Notwithstanding the foregoing, installments of interest on the Bonds that are due and payable on Interest Payment Dates falling on or prior to
a Redemption Date will be payable on the Interest Payment Date to the registered holders as of the close of business on the relevant Record
Date.
Notice of redemption shall be given to the holders of the Bonds to be redeemed not more than 60 nor less than 30 days prior to the
Redemption Date, as provided in Section 4.05 of the Indenture. Each such notice shall specify such optional Redemption Date, the aggregate
principal amount of the Bonds to be redeemed on such date, the principal amount of each Bond held by such holder to be redeemed, and the
interest to be paid on the Redemption Date with respect to such principal amount being prepaid, and shall be accompanied by a certificate of a
senior financial officer of the Company as to the estimated Make-Whole Amount due in connection with such redemption (calculated as if the
date of such notice were the date of the redemption), setting forth the details of such computation.
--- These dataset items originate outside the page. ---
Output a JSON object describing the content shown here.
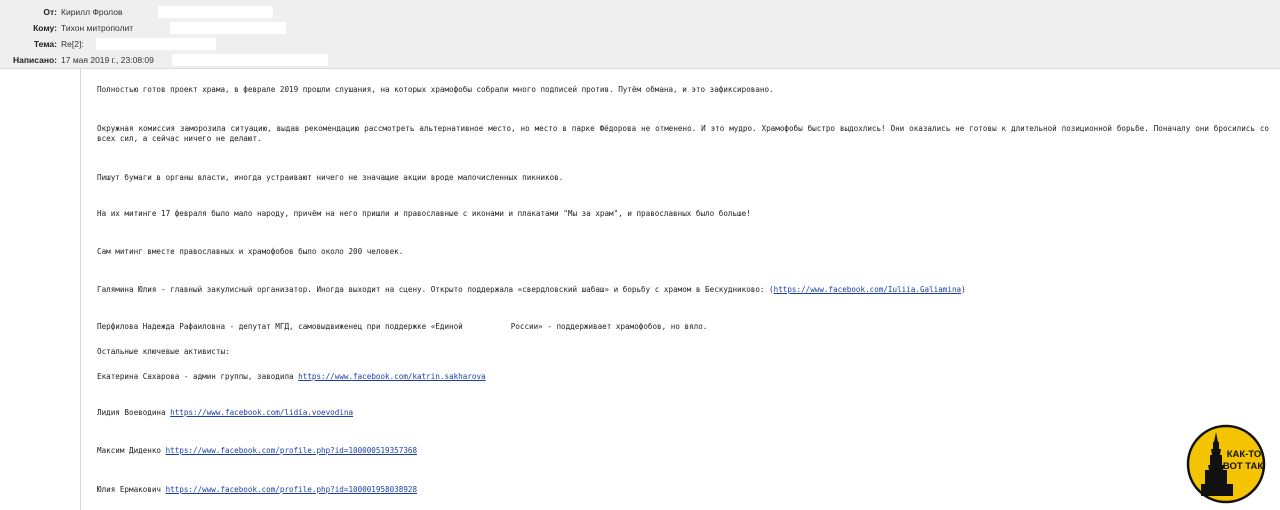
{
  "header": {
    "from_label": "От:",
    "from_value": "Кирилл Фролов",
    "to_label": "Кому:",
    "to_value": "Тихон митрополит",
    "subject_label": "Тема:",
    "subject_value": "Re[2]:",
    "date_label": "Написано:",
    "date_value": "17 мая 2019 г., 23:08:09"
  },
  "message": {
    "p1": "Полностью готов проект храма, в феврале 2019 прошли слушания, на которых храмофобы собрали много подписей против. Путём обмана, и это зафиксировано.",
    "p2": "Окружная комиссия заморозила ситуацию, выдав рекомендацию рассмотреть альтернативное место, но место в парке Фёдорова не отменено. И это мудро. Храмофобы быстро выдохлись! Они оказались не готовы к длительной позиционной борьбе. Поначалу они бросились со всех сил, а сейчас ничего не делают.",
    "p3": "Пишут бумаги в органы власти, иногда устраивают ничего не значащие акции вроде малочисленных пикников.",
    "p4": "На их митинге 17 февраля было мало народу, причём на него пришли и православные с иконами и плакатами \"Мы за храм\", и православных было больше!",
    "p5": "Сам митинг вместе православных и храмофобов было около 200 человек.",
    "p6_text": "Галямина Юлия - главный закулисный организатор. Иногда выходит на сцену. Открыто поддержала «свердловский шабаш» и борьбу с храмом в Бескудниково: (",
    "p6_link": "https://www.facebook.com/Iuliia.Galiamina",
    "p6_end": ")",
    "p7_a": "Перфилова Надежда Рафаиловна - депутат МГД, самовыдвиженец при поддержке «Единой",
    "p7_b": "России» - поддерживает храмофобов, но вяло.",
    "p8": "Остальные ключевые активисты:",
    "activists": [
      {
        "name": "Екатерина Сахарова - админ группы, заводила ",
        "link": "https://www.facebook.com/katrin.sakharova"
      },
      {
        "name": "Лидия Воеводина ",
        "link": "https://www.facebook.com/lidia.voevodina"
      },
      {
        "name": "Максим Диденко ",
        "link": "https://www.facebook.com/profile.php?id=100000519357368"
      },
      {
        "name": "Юлия Ермакович ",
        "link": "https://www.facebook.com/profile.php?id=100001958038928"
      }
    ]
  },
  "logo": {
    "line1": "КАК-ТО",
    "line2": "ВОТ ТАК",
    "color": "#f5c400"
  }
}
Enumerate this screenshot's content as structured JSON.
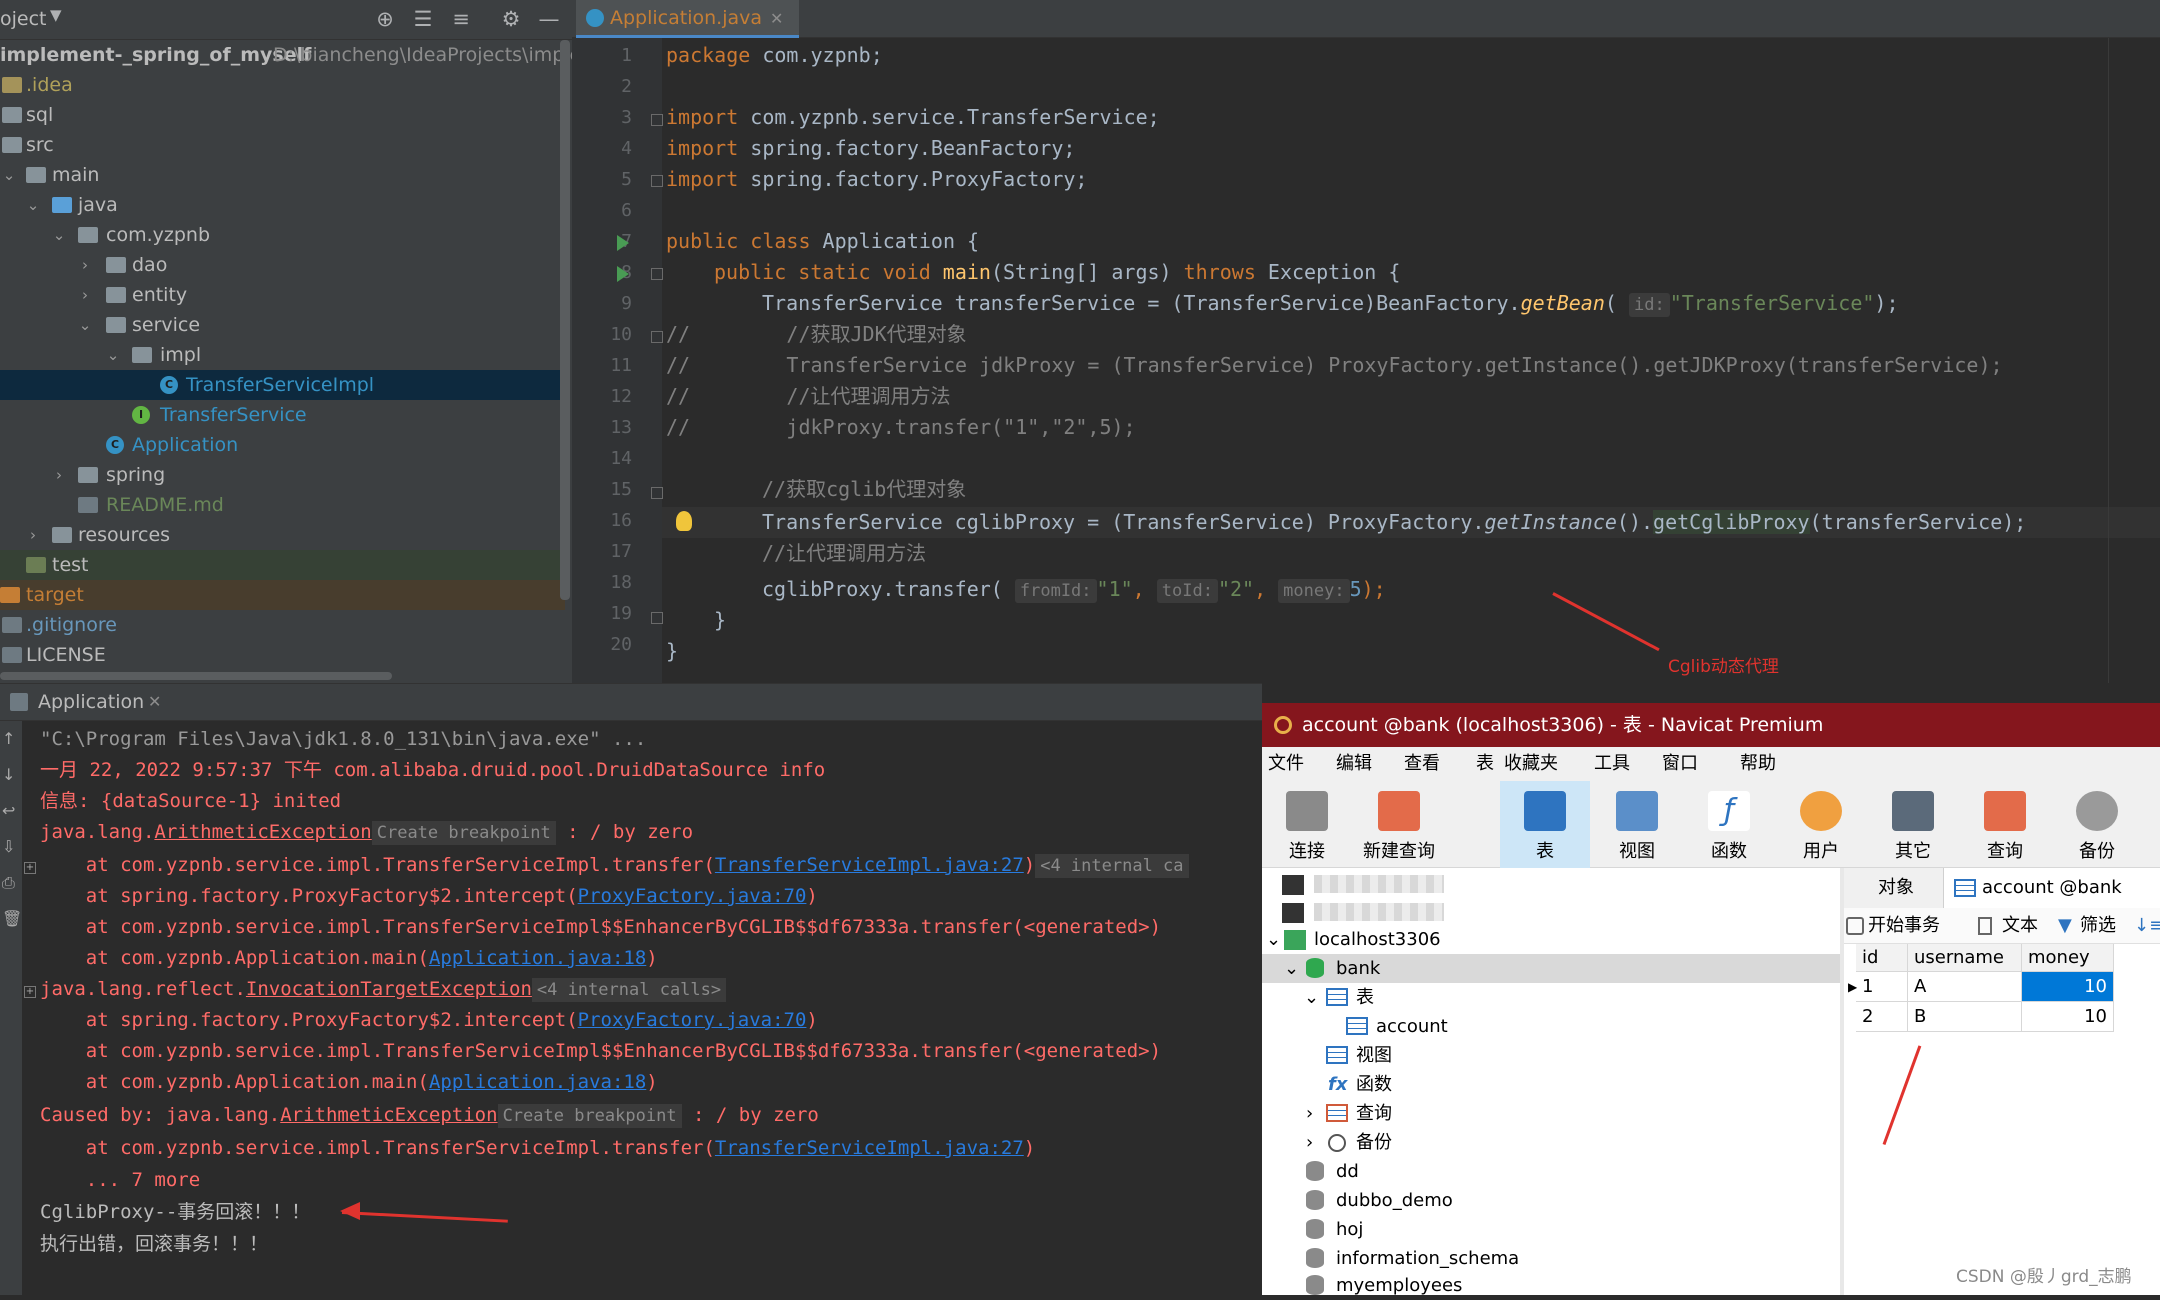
{
  "project": {
    "header_label": "oject",
    "root_name": "implement-_spring_of_myself",
    "root_path": "D:\\biancheng\\IdeaProjects\\implem",
    "items": [
      {
        "label": ".idea"
      },
      {
        "label": "sql"
      },
      {
        "label": "src"
      },
      {
        "label": "main"
      },
      {
        "label": "java"
      },
      {
        "label": "com.yzpnb"
      },
      {
        "label": "dao"
      },
      {
        "label": "entity"
      },
      {
        "label": "service"
      },
      {
        "label": "impl"
      },
      {
        "label": "TransferServiceImpl"
      },
      {
        "label": "TransferService"
      },
      {
        "label": "Application"
      },
      {
        "label": "spring"
      },
      {
        "label": "README.md"
      },
      {
        "label": "resources"
      },
      {
        "label": "test"
      },
      {
        "label": "target"
      },
      {
        "label": ".gitignore"
      },
      {
        "label": "LICENSE"
      }
    ]
  },
  "editor": {
    "tab_label": "Application.java",
    "line_numbers": [
      "1",
      "2",
      "3",
      "4",
      "5",
      "6",
      "7",
      "8",
      "9",
      "10",
      "11",
      "12",
      "13",
      "14",
      "15",
      "16",
      "17",
      "18",
      "19",
      "20"
    ],
    "code": {
      "l1_kw": "package ",
      "l1_rest": "com.yzpnb;",
      "l3_kw": "import ",
      "l3_rest": "com.yzpnb.service.TransferService;",
      "l4_kw": "import ",
      "l4_rest": "spring.factory.BeanFactory;",
      "l5_kw": "import ",
      "l5_rest": "spring.factory.ProxyFactory;",
      "l7_kw": "public class ",
      "l7_rest": "Application {",
      "l8_kw1": "public static void ",
      "l8_fn": "main",
      "l8_mid": "(String[] args) ",
      "l8_kw2": "throws ",
      "l8_rest": "Exception {",
      "l9_a": "TransferService transferService = (TransferService)BeanFactory.",
      "l9_fn": "getBean",
      "l9_b": "( ",
      "l9_hint": "id:",
      "l9_str": "\"TransferService\"",
      "l9_c": ");",
      "l10": "//        //获取JDK代理对象",
      "l11": "//        TransferService jdkProxy = (TransferService) ProxyFactory.getInstance().getJDKProxy(transferService);",
      "l12": "//        //让代理调用方法",
      "l13": "//        jdkProxy.transfer(\"1\",\"2\",5);",
      "l15": "//获取cglib代理对象",
      "l16_a": "TransferService cglibProxy = (TransferService) ProxyFactory.",
      "l16_fn": "getInstance",
      "l16_b": "().",
      "l16_hl": "getCglibProxy",
      "l16_c": "(transferService);",
      "l17": "//让代理调用方法",
      "l18_a": "cglibProxy.transfer( ",
      "l18_h1": "fromId:",
      "l18_s1": "\"1\"",
      "l18_sep1": ", ",
      "l18_h2": "toId:",
      "l18_s2": "\"2\"",
      "l18_sep2": ", ",
      "l18_h3": "money:",
      "l18_n": "5",
      "l18_end": ");",
      "l19": "}",
      "l20": "}"
    },
    "annotation": "Cglib动态代理"
  },
  "run": {
    "tab_label": "Application",
    "lines": {
      "c1": "\"C:\\Program Files\\Java\\jdk1.8.0_131\\bin\\java.exe\" ...",
      "c2": "一月 22, 2022 9:57:37 下午 com.alibaba.druid.pool.DruidDataSource info",
      "c3": "信息: {dataSource-1} inited",
      "c4_a": "java.lang.",
      "c4_link": "ArithmeticException",
      "c4_tag": "Create breakpoint",
      "c4_b": " : / by zero",
      "c5_a": "    at com.yzpnb.service.impl.TransferServiceImpl.transfer(",
      "c5_link": "TransferServiceImpl.java:27",
      "c5_b": ")",
      "c5_tag": "<4 internal ca",
      "c6_a": "    at spring.factory.ProxyFactory$2.intercept(",
      "c6_link": "ProxyFactory.java:70",
      "c6_b": ")",
      "c7": "    at com.yzpnb.service.impl.TransferServiceImpl$$EnhancerByCGLIB$$df67333a.transfer(<generated>)",
      "c8_a": "    at com.yzpnb.Application.main(",
      "c8_link": "Application.java:18",
      "c8_b": ")",
      "c9_a": "java.lang.reflect.",
      "c9_link": "InvocationTargetException",
      "c9_tag": "<4 internal calls>",
      "c10_a": "    at spring.factory.ProxyFactory$2.intercept(",
      "c10_link": "ProxyFactory.java:70",
      "c10_b": ")",
      "c11": "    at com.yzpnb.service.impl.TransferServiceImpl$$EnhancerByCGLIB$$df67333a.transfer(<generated>)",
      "c12_a": "    at com.yzpnb.Application.main(",
      "c12_link": "Application.java:18",
      "c12_b": ")",
      "c13_a": "Caused by: java.lang.",
      "c13_link": "ArithmeticException",
      "c13_tag": "Create breakpoint",
      "c13_b": " : / by zero",
      "c14_a": "    at com.yzpnb.service.impl.TransferServiceImpl.transfer(",
      "c14_link": "TransferServiceImpl.java:27",
      "c14_b": ")",
      "c15": "    ... 7 more",
      "c16": "CglibProxy--事务回滚！！！",
      "c17": "执行出错，回滚事务！！！"
    }
  },
  "navicat": {
    "title": "account @bank (localhost3306) - 表 - Navicat Premium",
    "menu": [
      "文件",
      "编辑",
      "查看",
      "表",
      "收藏夹",
      "工具",
      "窗口",
      "帮助"
    ],
    "toolbar": [
      "连接",
      "新建查询",
      "表",
      "视图",
      "函数",
      "用户",
      "其它",
      "查询",
      "备份"
    ],
    "tree": {
      "host": "localhost3306",
      "db": "bank",
      "tables_node": "表",
      "table": "account",
      "views": "视图",
      "functions": "函数",
      "queries": "查询",
      "backups": "备份",
      "other_dbs": [
        "dd",
        "dubbo_demo",
        "hoj",
        "information_schema",
        "myemployees"
      ]
    },
    "right_tabs": {
      "objects": "对象",
      "table_tab": "account @bank (loca"
    },
    "right_toolbar": {
      "begin_tx": "开始事务",
      "text": "文本",
      "filter": "筛选"
    },
    "grid": {
      "columns": [
        "id",
        "username",
        "money"
      ],
      "rows": [
        [
          "1",
          "A",
          "10"
        ],
        [
          "2",
          "B",
          "10"
        ]
      ]
    }
  },
  "watermark": "CSDN @殷丿grd_志鹏",
  "colors": {
    "annotation_red": "#e0332e",
    "navicat_title": "#85161d",
    "selection_blue": "#0078d7"
  }
}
The Make-Whole Amount shall be
determined by the Company two Business Days prior to the applicable Redemption Date and the Company shall deliver to holders of the
Bonds and to the Trustee a certificate of a senior financial officer specifying the calculation of such Make-Whole Amount as of the Redemption
Date.
Subject to the limitations of Section 4.07 of the Indenture, the notice of redemption may state that it is subject to the receipt of the
redemption moneys by the Trustee on or before the Redemption Date, and that such notice shall be of no effect unless such moneys are so
received on or before such date.
If the Bonds are only partially redeemed by the Company, the Trustee shall select which Bonds are to be redeemed pro rata among
all of the Bonds at the time outstanding in proportion, as nearly as practicable, to the respective unpaid principal amounts thereof and
otherwise in accordance with the terms of the Indenture. In the event of redemption of the Bonds in part only, a new Bond or Bonds for the
unredeemed portion will be issued in the name or names of the holders thereof upon the surrender or cancellation thereof.
If money sufficient to pay the applicable Redemption Price with respect to the Bonds to be redeemed on the applicable Redemption
Date, together with accrued interest to the Redemption Date, is deposited with the Trustee on or before the related Redemption Date and
certain other conditions are satisfied, then the Bonds to be redeemed shall no longer be secured by, or entitled to any lien or benefit of, the
Indenture as provided by Section 4.04 of the Indenture.
The Bonds will not have a sinking fund.